My head is spinning and I've been having trouble sleeping because of it. We've had three agents to price our house (because I didn't like the first agent's price suggestion), and instead of leaping sheep I have endless numbers swirling around my head -- all night long, awake or asleep.
However, I had a particularly bright spot in my day yesterday. Walking downtown to buy yet more grass seed, the barrage of numbers running relentlessly through my mind and distracting my vision, we passed some kids hanging out outside Fresh Start. Four of them, in a row, and I was dying to take a picture. But I continue to be stopped up by my self-consciousness, my awareness that I would be photographing Disadvantaged Youths and feeling guilty for responding to that, for labelling them. So I just walked past them.
As I was passing, one of them commented on how cute Swee'pea was, so I stopped and we chatted. About how our local youth shelter, which served dinner to 30 kids every night and had 20 emergency beds closed suddenly in June with no alternative available. About how they're still waiting for the city to set up a new space and how it won't be downtown anymore. They seemed like genuinely nice kids, and I asked for a photo.

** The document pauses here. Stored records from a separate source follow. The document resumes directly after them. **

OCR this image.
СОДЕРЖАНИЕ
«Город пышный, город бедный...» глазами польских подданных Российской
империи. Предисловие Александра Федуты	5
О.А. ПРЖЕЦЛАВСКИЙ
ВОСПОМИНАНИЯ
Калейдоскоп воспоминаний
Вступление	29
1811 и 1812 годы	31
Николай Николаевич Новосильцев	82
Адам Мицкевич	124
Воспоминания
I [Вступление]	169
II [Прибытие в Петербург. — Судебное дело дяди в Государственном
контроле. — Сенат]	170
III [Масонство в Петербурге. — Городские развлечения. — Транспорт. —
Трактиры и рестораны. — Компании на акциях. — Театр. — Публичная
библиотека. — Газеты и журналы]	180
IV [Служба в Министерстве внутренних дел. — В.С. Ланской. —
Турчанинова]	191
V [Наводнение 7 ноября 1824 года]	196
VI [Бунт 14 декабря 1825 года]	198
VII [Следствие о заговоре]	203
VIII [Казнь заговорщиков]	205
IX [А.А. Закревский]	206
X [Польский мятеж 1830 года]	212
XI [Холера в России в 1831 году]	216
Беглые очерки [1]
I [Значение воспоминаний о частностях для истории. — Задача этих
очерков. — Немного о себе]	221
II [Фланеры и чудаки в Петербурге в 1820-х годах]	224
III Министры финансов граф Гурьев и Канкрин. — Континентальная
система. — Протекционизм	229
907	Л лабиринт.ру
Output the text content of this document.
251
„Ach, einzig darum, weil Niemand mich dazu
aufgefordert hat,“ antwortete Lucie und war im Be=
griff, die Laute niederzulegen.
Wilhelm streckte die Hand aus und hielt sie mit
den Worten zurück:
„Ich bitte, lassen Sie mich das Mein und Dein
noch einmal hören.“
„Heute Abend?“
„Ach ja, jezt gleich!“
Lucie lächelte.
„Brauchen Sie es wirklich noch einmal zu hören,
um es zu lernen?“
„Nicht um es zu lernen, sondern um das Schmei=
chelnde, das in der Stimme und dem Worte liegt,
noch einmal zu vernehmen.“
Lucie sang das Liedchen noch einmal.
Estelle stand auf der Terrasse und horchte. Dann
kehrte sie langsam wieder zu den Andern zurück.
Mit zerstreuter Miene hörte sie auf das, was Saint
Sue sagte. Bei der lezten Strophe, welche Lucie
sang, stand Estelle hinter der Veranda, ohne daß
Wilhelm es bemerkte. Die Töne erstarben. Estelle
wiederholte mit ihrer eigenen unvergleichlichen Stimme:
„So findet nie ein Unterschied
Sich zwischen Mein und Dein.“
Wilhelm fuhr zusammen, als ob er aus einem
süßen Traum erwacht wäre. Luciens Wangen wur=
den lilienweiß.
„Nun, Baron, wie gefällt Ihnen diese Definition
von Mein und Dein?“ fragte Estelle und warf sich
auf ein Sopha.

I left feeling sad that I never got off my ass to help out at the shelter, and how I wish I'd made more effort to make that photographic project happen, although maybe it's better to give the kids a camera and let them represent themselves anyways. I'd like to volunteer now but since we're leaving town, it's just another lost opportunity. Still, I suppose there will be lots of Disadvantaged Youths in Toronto, too many to count or even to notice after a while, I bet.
After I left them, I saw this guy pulling out a smoke and couldn't resist. He's sitting in front of the grand old post office.
Later, I saw an old crazy friend from school, who I hadn't seen in many years but who's all of a sudden everywhere I go. In fact, I've been seeing a lot of people I haven't seen in nearly ten years... a former lover, and the guy who made good sandwiches in the cafeteria (one of the agents who came to our house yesterday).
I'd been feeling really blocked, photographically, unable to make the kind of images I want to (i.e. with people), so I felt a lot better. Still, I didn't sleep well and I feel hungover today, like some kind of time machine has opened up between my crazy school days and now.